Springer was visited by Montoyo, a trainer and a host of his teammates as he attempted to walk it off in center field. He initially stayed in the game and batted in the third, recording a groundout, then was replaced in center field by Raimel Tapia in the bottom of the inning.
“Obviously, your first thought is the worst-case scenario, like he broke his leg,” said Kevin Gausman, whose seven-plus strong innings weren’t rewarded. “That’s what you’re thinking. Luckily, it seems like it’s just an ankle sprain, so that’s the biggest thing once the game ended. Let’s go find out how George is doing. He’s a guy that brings so much to not just the lineup, but in the clubhouse every day. He’s one of our leaders. I’ve never seen an entire team be out in center field for one guy.”
That only added to the frustration of a tough stretch, one that has included a recent players’ meeting organized by Springer himself.
“They want to win so bad,” Montoyo said. “We all do. Of course. That’s part of trying too hard, when you get frustrated. They’re talking to each other, and the coaches are, too. Hopefully, they get going. At the end of the day, it’s their clubhouse, and they talk to each other. They had their meeting the other day. That’s what we want.”
In a perfect world, Springer bounces back just fine Saturday or after an extra day of rest. Baseball is all about preparing for hundreds of scenarios outside of the best case, though.
Lourdes Gurriel Jr., Teoscar Hernández and Tapia would form the new starting outfield, with Bradley Zimmer also seeing some time in center, where he excels defensively. Zimmer has hit just .075 with 19 strikeouts and one walk over 42 plate appearances, though, so something would need to change quickly.
Beyond that group, the Blue Jays might need to get creative. Cavan Biggio is building back up at Triple-A Buffalo after a stint on the COVID-19 IL and went 1-for-3 over six innings on Friday night. He’s capable of playing the corner outfield spots along with utility man Vinny Capra, who recorded his first Major League hit on Friday.
At Triple-A, camp curiosity and 14-year MLB veteran Dexter Fowler was released by the club on May 3, leaving Nathan Lukes as one of the top off-roster options. Lukes had a very impressive Spring Training and has carried that into the season, hitting .328 as Buffalo’s leadoff man. Longtime Blue Jays prospect Josh Palacios likely would have been next in line, but he was claimed by the Nationals on April 15.
Regardless of how this happens and who’s in the box, the Blue Jays need to hit, period.
Montoyo said several times following Friday’s loss that he’s encouraged by the players taking it upon themselves to work on this, and to encourage each other not to push too hard or try to do too much. It’s counterintuitive to try “less” in pro sports, but that’s one of baseball’s great challenges.

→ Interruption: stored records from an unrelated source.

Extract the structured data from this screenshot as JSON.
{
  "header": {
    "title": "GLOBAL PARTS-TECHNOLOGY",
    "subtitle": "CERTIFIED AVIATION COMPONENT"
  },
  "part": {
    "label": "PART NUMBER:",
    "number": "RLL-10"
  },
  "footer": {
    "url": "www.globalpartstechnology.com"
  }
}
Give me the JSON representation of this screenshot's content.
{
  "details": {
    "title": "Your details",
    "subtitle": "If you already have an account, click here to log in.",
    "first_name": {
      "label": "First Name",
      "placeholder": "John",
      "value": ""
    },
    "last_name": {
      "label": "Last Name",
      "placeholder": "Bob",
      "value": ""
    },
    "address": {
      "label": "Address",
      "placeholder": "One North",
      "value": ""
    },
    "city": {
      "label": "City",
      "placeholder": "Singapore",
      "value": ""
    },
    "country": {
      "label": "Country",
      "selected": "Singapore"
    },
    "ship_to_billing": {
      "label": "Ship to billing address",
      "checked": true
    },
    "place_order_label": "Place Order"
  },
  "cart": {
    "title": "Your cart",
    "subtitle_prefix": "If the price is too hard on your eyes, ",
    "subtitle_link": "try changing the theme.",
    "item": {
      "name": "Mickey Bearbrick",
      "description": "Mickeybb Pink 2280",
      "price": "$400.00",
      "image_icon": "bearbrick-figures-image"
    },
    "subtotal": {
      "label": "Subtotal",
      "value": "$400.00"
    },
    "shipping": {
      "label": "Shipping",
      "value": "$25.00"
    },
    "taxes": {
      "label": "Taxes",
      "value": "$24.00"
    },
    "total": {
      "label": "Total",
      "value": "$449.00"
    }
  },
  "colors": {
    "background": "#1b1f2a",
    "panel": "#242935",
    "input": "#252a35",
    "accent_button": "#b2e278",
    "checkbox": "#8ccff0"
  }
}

“George has a good feel for that. He felt we needed to talk and reiterate the things we’re trying to keep doing,” Gausman said. “That’s about being a good teammate and being there for the guy next to you. He just said that this is a grind, but we’re going to come out of this. When we do, we’re going to be better because of it.”
Springer is right. A lineup topped by him, Bo Bichette, Vladimir Guerrero Jr. and Hernández is eventually going to run some teams out of stadiums.
That’s a whole lot easier to do with Springer at the top, though. And at this point, the Blue Jays need some good news.